The impact of the Toronto Police procedure has been to stop people disproportionately in part because of their skin colour. This practice is corrosive and demeaning – in our opinion, it amounts to racial profiling and is illegal.
Statistics show that Black and Brown men are asked to identify themselves to police far more often than any other group in Toronto. Shockingly, the number of young Black males aged 15 to 24 who were documented at least once in the police patrol zone where they live exceeded the total young Black male population for all of Toronto. The great majority were innocent of any crime. In each of the city’s patrol zones, Black people were stopped more often – and were much more likely than White persons to face stops that resulted in no arrest or charges being laid.
Writer Desmond Cole has talked of being personally stopped 50 times, although some of his stops happened outside Toronto. Analysis by the Toronto Star shows that from July to October of 2013, the chances of being carded in some Toronto neighbourhoods were as much as 17 times higher for Black people.

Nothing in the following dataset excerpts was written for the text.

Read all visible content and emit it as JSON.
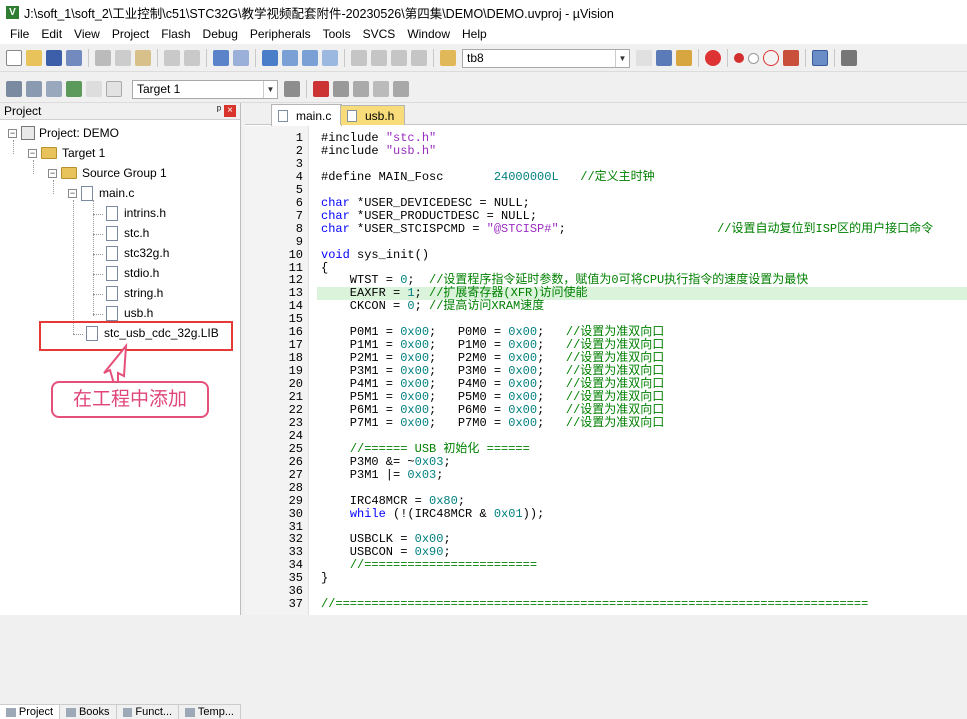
{
  "window": {
    "title": "J:\\soft_1\\soft_2\\工业控制\\c51\\STC32G\\教学视频配套附件-20230526\\第四集\\DEMO\\DEMO.uvproj - µVision",
    "app_icon": "V"
  },
  "menu": [
    "File",
    "Edit",
    "View",
    "Project",
    "Flash",
    "Debug",
    "Peripherals",
    "Tools",
    "SVCS",
    "Window",
    "Help"
  ],
  "toolbar1": {
    "find_combo": "tb8"
  },
  "toolbar2": {
    "target_combo": "Target 1"
  },
  "project_panel": {
    "title": "Project",
    "pin": "ᵖ",
    "close": "×",
    "tree": {
      "root": "Project: DEMO",
      "target": "Target 1",
      "group": "Source Group 1",
      "main_file": "main.c",
      "includes": [
        "intrins.h",
        "stc.h",
        "stc32g.h",
        "stdio.h",
        "string.h",
        "usb.h"
      ],
      "lib_file": "stc_usb_cdc_32g.LIB"
    },
    "annotation": "在工程中添加",
    "bottom_tabs": [
      "Project",
      "Books",
      "Funct...",
      "Temp..."
    ]
  },
  "editor": {
    "tabs": [
      {
        "label": "main.c",
        "active": true
      },
      {
        "label": "usb.h",
        "active": false
      }
    ],
    "highlight_line": 13,
    "lines": [
      {
        "n": "1",
        "html": "#include <span class=\"str\">\"stc.h\"</span>"
      },
      {
        "n": "2",
        "html": "#include <span class=\"str\">\"usb.h\"</span>"
      },
      {
        "n": "3",
        "html": ""
      },
      {
        "n": "4",
        "html": "#define MAIN_Fosc       <span class=\"num\">24000000L</span>   <span class=\"cm\">//定义主时钟</span>"
      },
      {
        "n": "5",
        "html": ""
      },
      {
        "n": "6",
        "html": "<span class=\"kw\">char</span> *USER_DEVICEDESC = NULL;"
      },
      {
        "n": "7",
        "html": "<span class=\"kw\">char</span> *USER_PRODUCTDESC = NULL;"
      },
      {
        "n": "8",
        "html": "<span class=\"kw\">char</span> *USER_STCISPCMD = <span class=\"str\">\"@STCISP#\"</span>;                     <span class=\"cm\">//设置自动复位到ISP区的用户接口命令</span>"
      },
      {
        "n": "9",
        "html": ""
      },
      {
        "n": "10",
        "html": "<span class=\"kw\">void</span> sys_init()"
      },
      {
        "n": "11",
        "html": "{"
      },
      {
        "n": "12",
        "html": "    WTST = <span class=\"num\">0</span>;  <span class=\"cm\">//设置程序指令延时参数，赋值为0可将CPU执行指令的速度设置为最快</span>"
      },
      {
        "n": "13",
        "html": "    EAXFR = <span class=\"num\">1</span>; <span class=\"cm\">//扩展寄存器(XFR)访问使能</span>"
      },
      {
        "n": "14",
        "html": "    CKCON = <span class=\"num\">0</span>; <span class=\"cm\">//提高访问XRAM速度</span>"
      },
      {
        "n": "15",
        "html": ""
      },
      {
        "n": "16",
        "html": "    P0M1 = <span class=\"num\">0x00</span>;   P0M0 = <span class=\"num\">0x00</span>;   <span class=\"cm\">//设置为准双向口</span>"
      },
      {
        "n": "17",
        "html": "    P1M1 = <span class=\"num\">0x00</span>;   P1M0 = <span class=\"num\">0x00</span>;   <span class=\"cm\">//设置为准双向口</span>"
      },
      {
        "n": "18",
        "html": "    P2M1 = <span class=\"num\">0x00</span>;   P2M0 = <span class=\"num\">0x00</span>;   <span class=\"cm\">//设置为准双向口</span>"
      },
      {
        "n": "19",
        "html": "    P3M1 = <span class=\"num\">0x00</span>;   P3M0 = <span class=\"num\">0x00</span>;   <span class=\"cm\">//设置为准双向口</span>"
      },
      {
        "n": "20",
        "html": "    P4M1 = <span class=\"num\">0x00</span>;   P4M0 = <span class=\"num\">0x00</span>;   <span class=\"cm\">//设置为准双向口</span>"
      },
      {
        "n": "21",
        "html": "    P5M1 = <span class=\"num\">0x00</span>;   P5M0 = <span class=\"num\">0x00</span>;   <span class=\"cm\">//设置为准双向口</span>"
      },
      {
        "n": "22",
        "html": "    P6M1 = <span class=\"num\">0x00</span>;   P6M0 = <span class=\"num\">0x00</span>;   <span class=\"cm\">//设置为准双向口</span>"
      },
      {
        "n": "23",
        "html": "    P7M1 = <span class=\"num\">0x00</span>;   P7M0 = <span class=\"num\">0x00</span>;   <span class=\"cm\">//设置为准双向口</span>"
      },
      {
        "n": "24",
        "html": ""
      },
      {
        "n": "25",
        "html": "    <span class=\"cm\">//====== USB 初始化 ======</span>"
      },
      {
        "n": "26",
        "html": "    P3M0 &amp;= ~<span class=\"num\">0x03</span>;"
      },
      {
        "n": "27",
        "html": "    P3M1 |= <span class=\"num\">0x03</span>;"
      },
      {
        "n": "28",
        "html": ""
      },
      {
        "n": "29",
        "html": "    IRC48MCR = <span class=\"num\">0x80</span>;"
      },
      {
        "n": "30",
        "html": "    <span class=\"kw\">while</span> (!(IRC48MCR &amp; <span class=\"num\">0x01</span>));"
      },
      {
        "n": "31",
        "html": ""
      },
      {
        "n": "32",
        "html": "    USBCLK = <span class=\"num\">0x00</span>;"
      },
      {
        "n": "33",
        "html": "    USBCON = <span class=\"num\">0x90</span>;"
      },
      {
        "n": "34",
        "html": "    <span class=\"cm\">//========================</span>"
      },
      {
        "n": "35",
        "html": "}"
      },
      {
        "n": "36",
        "html": ""
      },
      {
        "n": "37",
        "html": "<span class=\"cm\">//==========================================================================</span>"
      }
    ]
  },
  "colors": {
    "accent": "#2e7d32",
    "annotation": "#e53935",
    "callout_text": "#e0457a",
    "tab_inactive": "#f8dc7a",
    "line_highlight": "#dbf3db"
  }
}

Chief Saunders says that “community engagements” are critical for intelligence gathering. He suggests that “if we remove the ability of our officers to engage with the community … [it] will put us in a situation where there will be an increase of crime.” However, neither he nor his predecessor has produced any evidence to show that “carding” has any impact on the ability to solve or reduce crime.
Of course, no one is suggesting police should not engage with the community, or collect the information it needs to make sure the community is safe. However, the way police gather this information can have a very detrimental effect on the community’s trust – as we have seen with carding.
We have made several suggestions about how the police can address Human Rights Code (Code) and Charter of Rights and Freedoms violations. These recommendations from the OHRC, legal experts and members of the community have been ignored. One such recommendation is for police to tell people they have a right to leave when stopped in situations where they are not being investigated.
To build the public trust he says is important to him, Chief Saunders must recognize that the “collateral damage” and “social cost” of carding are simply not acceptable. Effective policing is much harder without the trust of all of the communities he serves, including the Black and Brown communities. It becomes harder still when the communities that are consulted feel the end results do not reflect what they had to say.
New York City Police had defended their practice known as “Stop and Frisk” for years; they claimed it was “an essential tool,” even though there was no evidence to support it. When he took office last year, Mayor Bill de Blasio made good on his pledge to end the practice. It took political will to stop this form of racial profiling. That’s the kind of solution we need in Toronto.
While we await Chief Saunders’ and the Board’s action on this issue, we are looking at the options open to us with our powers under the Code – but more needs to be done. Ending carding will take the political will of Toronto’s new mayor, its even newer Chief of Police, and Toronto City Council.
It’s time to say enough, and end an insidious practice that contravenes the Code and has no place in modern Canadian society.